Who: Media Buyers, Platform Strategy, Social Teams, Publishers
What: Speaking of incentives for Reddit, they’re questioning whether expanding AI data licensing could ultimately reduce traffic and advertising demand if users increasingly get answers from AI instead of visiting communities directly. The debate highlights how AI partnerships can create new revenue while threatening traditional advertising models.
Why it matters: Marketers relying on community platforms should pay close attention to how AI changes audience behavior rather than just media buying.
(Digiday)
2
Digitas CEO: AI Won’t Save Advertising
Who: Agency Leaders, CMOs, Marketing Operations, CRM, Creative Strategy
What: Digitas CEO Amy Lanzi says AI’s biggest impact on advertising is making marketers faster and more effective. She argues agencies should use AI to streamline research, workflows, and execution while keeping strategy and creative judgment in human hands, and says marketing organizations are evolving toward more integrated, AI-enabled operating models.

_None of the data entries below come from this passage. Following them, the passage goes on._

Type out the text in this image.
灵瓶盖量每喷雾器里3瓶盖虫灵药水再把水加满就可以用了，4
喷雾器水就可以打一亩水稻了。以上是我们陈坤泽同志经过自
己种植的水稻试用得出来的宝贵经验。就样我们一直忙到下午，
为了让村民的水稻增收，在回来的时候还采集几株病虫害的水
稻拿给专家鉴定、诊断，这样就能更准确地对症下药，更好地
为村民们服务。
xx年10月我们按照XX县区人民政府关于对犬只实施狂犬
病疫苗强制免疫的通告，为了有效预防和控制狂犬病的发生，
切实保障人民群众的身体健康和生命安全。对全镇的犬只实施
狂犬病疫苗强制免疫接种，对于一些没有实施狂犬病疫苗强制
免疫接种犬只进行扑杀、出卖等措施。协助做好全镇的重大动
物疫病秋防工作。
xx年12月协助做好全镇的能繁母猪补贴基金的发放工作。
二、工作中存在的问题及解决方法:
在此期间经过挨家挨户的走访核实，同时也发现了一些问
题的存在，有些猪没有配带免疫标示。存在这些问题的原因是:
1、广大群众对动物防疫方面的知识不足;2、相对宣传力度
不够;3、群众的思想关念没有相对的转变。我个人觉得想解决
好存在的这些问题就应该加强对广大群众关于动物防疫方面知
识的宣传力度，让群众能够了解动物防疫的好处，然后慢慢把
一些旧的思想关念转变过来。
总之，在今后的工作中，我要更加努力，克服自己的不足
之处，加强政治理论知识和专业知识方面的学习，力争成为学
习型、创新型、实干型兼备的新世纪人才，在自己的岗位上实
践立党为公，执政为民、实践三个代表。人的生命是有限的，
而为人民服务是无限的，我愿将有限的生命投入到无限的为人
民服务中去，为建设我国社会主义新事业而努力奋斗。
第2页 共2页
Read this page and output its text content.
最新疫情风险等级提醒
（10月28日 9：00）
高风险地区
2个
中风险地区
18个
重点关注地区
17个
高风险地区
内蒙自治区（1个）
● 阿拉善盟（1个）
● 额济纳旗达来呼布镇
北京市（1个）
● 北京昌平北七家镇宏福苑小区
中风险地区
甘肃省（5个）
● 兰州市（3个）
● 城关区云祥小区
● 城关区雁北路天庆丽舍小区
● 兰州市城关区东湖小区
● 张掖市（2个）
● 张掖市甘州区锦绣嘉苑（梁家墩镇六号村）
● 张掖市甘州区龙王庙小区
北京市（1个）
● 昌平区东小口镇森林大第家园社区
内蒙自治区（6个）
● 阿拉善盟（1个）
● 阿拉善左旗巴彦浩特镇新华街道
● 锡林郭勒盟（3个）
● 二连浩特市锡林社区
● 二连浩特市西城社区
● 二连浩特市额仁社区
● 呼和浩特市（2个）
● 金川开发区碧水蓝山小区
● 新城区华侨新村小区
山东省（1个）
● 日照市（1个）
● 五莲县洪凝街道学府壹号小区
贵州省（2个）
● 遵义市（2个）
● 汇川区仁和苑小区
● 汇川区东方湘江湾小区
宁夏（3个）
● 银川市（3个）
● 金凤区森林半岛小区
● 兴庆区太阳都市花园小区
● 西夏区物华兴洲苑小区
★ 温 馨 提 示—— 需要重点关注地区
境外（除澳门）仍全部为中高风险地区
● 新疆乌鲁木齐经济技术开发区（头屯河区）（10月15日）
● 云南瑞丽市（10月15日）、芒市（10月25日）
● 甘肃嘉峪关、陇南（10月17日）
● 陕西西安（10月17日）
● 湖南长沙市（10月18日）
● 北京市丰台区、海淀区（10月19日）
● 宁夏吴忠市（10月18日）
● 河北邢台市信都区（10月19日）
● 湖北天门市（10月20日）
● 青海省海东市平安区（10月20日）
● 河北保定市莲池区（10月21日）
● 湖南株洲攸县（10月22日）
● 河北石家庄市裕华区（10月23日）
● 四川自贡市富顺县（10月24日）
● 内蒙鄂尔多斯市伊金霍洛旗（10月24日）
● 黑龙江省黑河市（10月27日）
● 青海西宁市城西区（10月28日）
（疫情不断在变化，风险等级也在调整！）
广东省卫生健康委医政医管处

Why it matters: Lanzi cuts against the prevailing AI hype. Instead of promising that AI will replace agencies or creative teams, she’s arguing that the competitive advantage comes from redesigning marketing operations around AI while keeping human judgment at the center.
3
Is Agentic Media Buying Still a Thing?
Who: Media Buyers, Programmatic Directors, Agency CTOs, Brand Marketers
What: The initial hype around agentic media buying has seemingly quieted down. While early tests like Butler/Till's autonomous campaign with PubMatic proved the technology works, the conversation has moved from flashy headlines to a dry, behind-the-scenes standards battle between Anthropic’s open Advertising Context Protocol (AdCP) framework and the IAB Tech Lab's competing framework (AAMP). Despite the lack of public chatter, agencies like Omnicom continue quietly running live agent-to-agent buys for major clients.
Why it matters: Agentic advertising is transitioning from a hyped-up revolution to a quiet, incremental reality; marketers should expect tools to continuously streamline media planning behind the scenes rather than replacing planners overnight.